L’Université de Fribourg, invitée à s’expliquer sur son contrat avec le théologien suisse

 

Moyen de financement et conditions d’arrivée

 

Un député fribourgeois, questionne au moyen d’une interpellation les conditions d’arrivée et le financement de l’islamologue à l’institution suisse entre 2002 et 2004.

L’affaire très controversée du moment, celle du théologien Tariq Ramadan, a des répercussions qui s’étendent jusqu’à la capitale de Fribourg.
Bien qu’il soit maintenu depuis le 2 février sous écrou (pour une période indéterminée) suite à des accusations pour acte immoral à la prison de Fleury-Mérogis en Essonne, l’islamologue vois resurgir son passé de pédagogue dans les classeurs du parlement cantonal. Le vice-président du parti socialiste du Canton, Mr Xavier Ganioz, y a déposé une interpellation. Elle interroge sur les conditions d’arrivée et le financement du théologien Tariq Ramadan à l’institution de Fribourg, une dizaine d’années en arrière.
Ce dernier a été engagé entre 2002 et 2004 au sein de la faculté des lettres, en tant que chargé de cours dans la spécialité des sciences des religions. Le site d’investigation Mondafrique, rappelle dans un article publié en novembre dernier, que son contrat portait notamment sur une heure par semaine d’enseignement de l’islam.
D’après cette enquête, le présumé aurait profité de cette fonction, pour s’en servir comme carte de visite ‘‘ biaisée ’’ pour se faire passer pour un universitaire lors de ses déplacements à l’étranger, sans pour autant être nommé de manière officielle comme assistant ou professeur.

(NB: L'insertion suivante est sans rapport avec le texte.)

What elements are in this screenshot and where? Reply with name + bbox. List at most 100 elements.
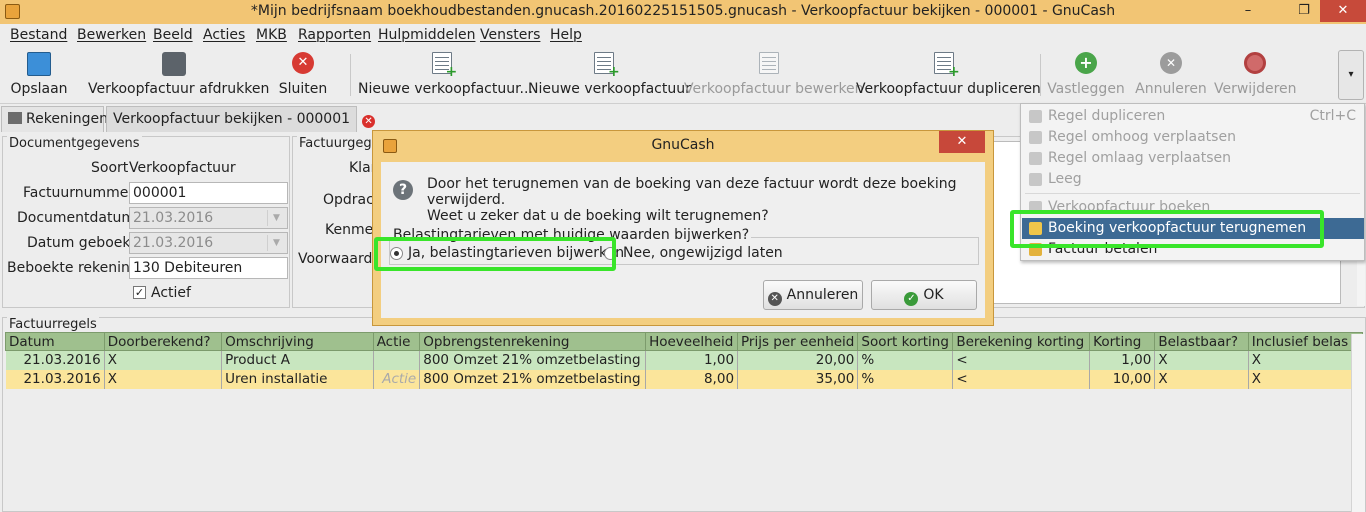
menu-help[interactable]: Help [550,27,582,43]
edit-invoice-button[interactable]: Verkoopfactuur bewerken [684,48,864,100]
active-checkbox[interactable]: ✓ [133,286,146,299]
document-details-title: Documentgegevens [7,136,142,151]
table-cell[interactable]: < [952,350,1091,370]
record-icon: + [1075,52,1097,74]
toolbar: Opslaan Verkoopfactuur afdrukken ✕ Sluit… [0,46,1366,104]
table-cell[interactable]: % [857,369,954,389]
table-cell[interactable]: Actie [373,369,421,389]
column-header[interactable]: Prijs per eenheid [737,332,859,351]
new-invoice-ellipsis-button[interactable]: + Nieuwe verkoopfactuur... [358,48,533,100]
column-header[interactable]: Actie [372,332,421,351]
table-cell[interactable]: < [952,369,1091,389]
duplicate-invoice-button[interactable]: + Verkoopfactuur dupliceren [856,48,1041,100]
table-cell[interactable]: 800 Omzet 21% omzetbelasting [419,369,647,389]
menu-item-label: Regel omlaag verplaatsen [1048,150,1231,166]
table-cell[interactable]: X [1154,350,1249,370]
print-invoice-button[interactable]: Verkoopfactuur afdrukken [88,48,269,100]
column-header[interactable]: Korting [1089,332,1156,351]
table-cell[interactable]: % [857,350,954,370]
table-cell[interactable] [373,350,421,370]
shortcut-label: Ctrl+C [1309,108,1356,124]
menu-hulpmiddelen[interactable]: Hulpmiddelen [378,27,475,43]
menu-bewerken[interactable]: Bewerken [77,27,146,43]
menu-vensters[interactable]: Vensters [480,27,540,43]
table-cell[interactable]: 21.03.2016 [5,350,105,370]
arrow-up-icon [1029,131,1042,144]
table-row[interactable]: 21.03.2016 X Product A 800 Omzet 21% omz… [5,350,1364,370]
restore-button[interactable]: ❐ [1290,0,1318,22]
window-close-button[interactable]: ✕ [1320,0,1366,22]
window-title: *Mijn bedrijfsnaam boekhoudbestanden.gnu… [250,3,1116,19]
toolbar-overflow-button[interactable]: ▾ [1338,50,1364,100]
invoice-info-title: Factuurgeg [297,136,374,151]
active-label: Actief [151,285,191,301]
column-header[interactable]: Inclusief belas [1247,332,1364,351]
table-cell[interactable]: 800 Omzet 21% omzetbelasting [419,350,647,370]
home-icon [8,112,22,124]
table-cell[interactable]: X [1248,350,1364,370]
menu-item-move-up[interactable]: Regel omhoog verplaatsen [1022,127,1364,148]
invoice-number-field[interactable]: 000001 [129,182,288,204]
table-cell[interactable]: 8,00 [645,369,739,389]
column-header[interactable]: Omschrijving [221,332,374,351]
posted-date-field[interactable]: 21.03.2016 ▼ [129,232,288,254]
table-cell[interactable]: 10,00 [1089,369,1156,389]
edit-invoice-icon [759,52,779,74]
column-header[interactable]: Datum [5,332,105,351]
table-cell[interactable]: 35,00 [737,369,859,389]
table-row[interactable]: 21.03.2016 X Uren installatie Actie 800 … [5,369,1364,389]
document-date-field[interactable]: 21.03.2016 ▼ [129,207,288,229]
tab-close-icon[interactable]: ✕ [362,115,376,128]
menu-beeld[interactable]: Beeld [153,27,193,43]
reference-label: Kenme [325,222,374,238]
menu-bestand[interactable]: Bestand [10,27,67,43]
dialog-cancel-button[interactable]: ✕ Annuleren [763,280,863,310]
table-cell[interactable]: X [104,350,223,370]
close-button[interactable]: ✕ Sluiten [276,48,330,100]
dialog-ok-button[interactable]: ✓ OK [871,280,977,310]
delete-button[interactable]: Verwijderen [1214,48,1297,100]
column-header[interactable]: Hoeveelheid [645,332,739,351]
grid-scrollbar[interactable] [1351,334,1365,512]
table-cell[interactable]: Product A [221,350,374,370]
column-header[interactable]: Opbrengstenrekening [419,332,647,351]
new-invoice-ellipsis-label: Nieuwe verkoopfactuur... [358,81,533,97]
table-cell[interactable]: 1,00 [1089,350,1156,370]
table-cell[interactable]: 1,00 [645,350,739,370]
edit-invoice-label: Verkoopfactuur bewerken [684,81,864,97]
menu-item-move-down[interactable]: Regel omlaag verplaatsen [1022,148,1364,169]
print-icon [162,52,186,76]
record-button[interactable]: + Vastleggen [1046,48,1126,100]
table-cell[interactable]: X [1154,369,1249,389]
account-label: Beboekte rekening [7,260,139,276]
table-cell[interactable]: X [104,369,223,389]
dialog-titlebar: GnuCash ✕ [373,131,993,161]
arrow-down-icon [1029,152,1042,165]
menu-rapporten[interactable]: Rapporten [298,27,371,43]
column-header[interactable]: Belastbaar? [1154,332,1249,351]
check-icon: ✓ [904,292,919,306]
table-cell[interactable]: 20,00 [737,350,859,370]
new-invoice-button[interactable]: + Nieuwe verkoopfactuur [528,48,691,100]
radio-no-label[interactable]: Nee, ongewijzigd laten [623,245,783,261]
record-label: Vastleggen [1047,81,1125,97]
table-cell[interactable]: 21.03.2016 [5,369,105,389]
tab-accounts[interactable]: Rekeningen [1,106,108,132]
cancel-toolbar-button[interactable]: ✕ Annuleren [1134,48,1208,100]
column-header[interactable]: Doorberekend? [103,332,223,351]
minimize-button[interactable]: – [1234,0,1262,22]
duplicate-invoice-label: Verkoopfactuur dupliceren [856,81,1041,97]
save-button[interactable]: Opslaan [8,48,70,100]
table-cell[interactable]: X [1248,369,1364,389]
menu-item-clear[interactable]: Leeg [1022,169,1364,190]
tab-invoice[interactable]: Verkoopfactuur bekijken - 000001 ✕ [106,106,376,132]
menu-acties[interactable]: Acties [203,27,245,43]
menu-item-duplicate-row[interactable]: Regel dupliceren Ctrl+C [1022,106,1364,127]
delete-icon [1244,52,1266,74]
dialog-close-button[interactable]: ✕ [939,131,985,153]
menu-mkb[interactable]: MKB [256,27,287,43]
posted-account-field[interactable]: 130 Debiteuren [129,257,288,279]
column-header[interactable]: Soort korting [857,332,954,351]
table-cell[interactable]: Uren installatie [221,369,374,389]
column-header[interactable]: Berekening korting [952,332,1091,351]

Un financement pointé du doigt

‘‘ Il est de notoriété publique que l’islamologue genevois a enseigné au sein de l’Université de Fribourg ’’, avance le député. Il s’interroge cependant, si ces affirmations sont réellement fondées ‘‘ comment un tel poste d’enseignement aurait-il pu lui être décerné ?, l’établissement s’est-il fait berner au même titre que les étudiants ? ’’.
Un autre élément évoqué dans cet article, ranime les inquiétudes du député.

Le suisse d’origine égyptienne, aurait bénéficié d’un financement qatari des cours livrés à l’Université d’Oxford. Xavier Ganioz craint qu’il en ait été de même à l’établissement de Fribourg.
Interrogé, le rectorat de l’institution fribourgeoise, confirme par e-mail les révélations citées dans l’article. Il précise que la fonction de monsieur Ramadan, était estimée comme accessoire à celle exercée au Collège de Saussure à Genève. Quant à son financement, il a préféré ne pas aborder la question. ‘‘ Après son départ en 2004, l’Université de Fribourg n’est plus responsable des titres attribués à l’islamologue ’’, ajoute le recteur.


Volonté de transparence

À l’époque, Claire Peiry-Kolly, députée UDC (un parti politique suisse conservateur et nationaliste), avait contesté la légitimité de la place de l’enseignant à l’Université de Fribourg.
À cet effet, le Conseil d’État avait demandé un rapport auprès du rectorat afin d’évaluer les risques de propagande présents dans l’enseignement du théologien.
Avec son interpellation, Ganioz affirme chercher une transparence totale. Mais il souhaite avant tout, éviter d’éventuelles ardeurs islamophobes sur le territoire du Canton.

De leur côté, les autorités concernées, estiment que pour l’heure, il est encore trop tôt pour se prononcer.
Un délai de réponse au rapport ordonné le 26 février dernier, a normalement été fixé à deux mois.